僕は頬に付いた血か涙かを拭って、そう答えた。



***



『向こうの教室で待ってる。準備が出来たら鈴村くん、一人で来るんだ』


梅井さんはそう言って、魚住さんを連れて別の部屋に行ってしまった。


「……れいちゃん、僕が何とかするからね。大丈夫……だから、死ななくていいから」

「ん?……うん」


僕はそう言いながら、れいちゃんの手に持っていた包丁をゆっくり離させる。


確実な隙を見つけないと、梅井さんは死に際に魚住さんを殺すだろう。


そしたら……れいちゃんは死んでしまう。


それか先に僕が魚住さんを殺すかだけど、れいちゃんがその場に居ないんじゃ、もしかして梅井さんが殺した判断になっちゃうかもしれないし、迂闊にそんな事も出来ない。

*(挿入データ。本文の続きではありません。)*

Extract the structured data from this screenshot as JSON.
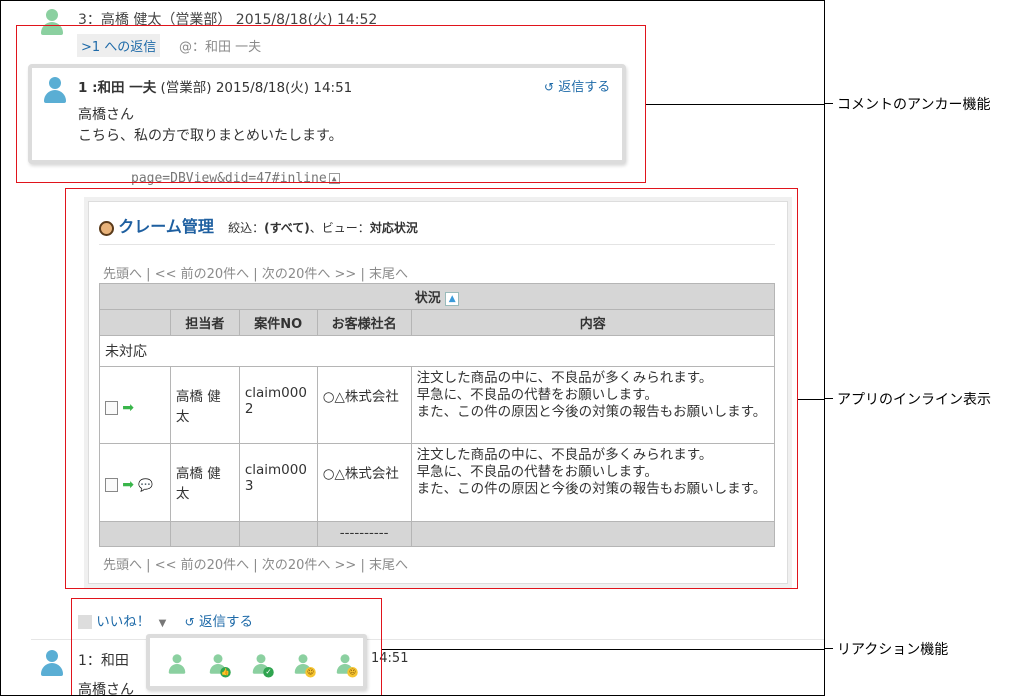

つまり僕は、確実に殺せる時まで梅井さんに従いながら……それを待たなきゃいけない。


……失敗は許されない。


大丈夫……僕なら出来る。

れいちゃんの為なんだから。


「じゃあ、行ってくるね」

「うん」


自分の命が懸かってるにも関わらず、れいちゃんは相変わらずな調子だ。


でも、それが彼女らしくて……この状況だと酷く安心する。


「あっ、しき」

「なに?」


僕が部屋を出ようとすると、れいちゃんがふと呼び止めた。


振り返るとれいちゃんは思い出した様に一言、


「今日の夜、花火上がるんだよ」


と言った。


「……あははっ」


そんな場合じゃないのに、マイペースなれいちゃんに、つい笑ってしまう。


「じゃあ……梅井さん殺したら、一緒に花火見てよ」


れいちゃんはその言葉にニヤッと笑って、「いいよ」と僕を送り出した。


「この調子で、頑張って」

「……うん」


れいちゃんは僕を応援してくれている。


だから……早く助けないと。


れいちゃんが生きる為に、そして……れいちゃんと花火を見る為に。


……楽しみだなぁ、早く夜になればいいのに。


あっ、それなら今日の分のゲームが終わっちゃう前に、梅井さんを殺さないとだ。


「……待ってたよ」


花火は今日なんだから、明日になったら叶わなくなっちゃうお願いだ。

今日死んで貰わないと困る。


「何ですか?話って」


聞いてるフリして隙を探そう。

どうせ大した話じゃない。


梅井さんだって生き残りたいんだ。

だから……僕をコントロールしようとする話をするだろう。


耳を貸しちゃダメだ。


「……潮汐さんの事についてだよ」


……耳を貸しちゃ……ダメ、だ。


「れいちゃんがどうかしたんですか?」


本気にしちゃいけない。


「僕は……実は招かれざる客なんだよ」

「はい?」

「そのままの意味だ。……僕はこの場に呼ばれてない」

「はぁ……じゃあ何で居るんですか?」


虚言だ。


「いつか……僕は小説家だと言ったね」

「……そんなの覚えてないです」

「それは嘘なんだ」


全部嘘っぱちだ。


「じゃあ何なんですか?探偵ですか?警察ですか?」

「……違うけど、見方によってはその本質は似た様なものかもね」

「あのね……なぞなぞしに来た訳じゃないんですよ、僕は」


何だってんだ。

関係ない。


「ごめんごめん。僕はね……記者の端くれなんだ」

「記者?……このゲームを取材でもしに来たんですか」

「うーん……半分あってるけど、半分違う」

「じゃあ何なんですか?そろそろはっきり言ってくださいよ」


何故かもったいぶって自分の職業を明かした梅井さんは、ゆっくり言葉を紡いだ。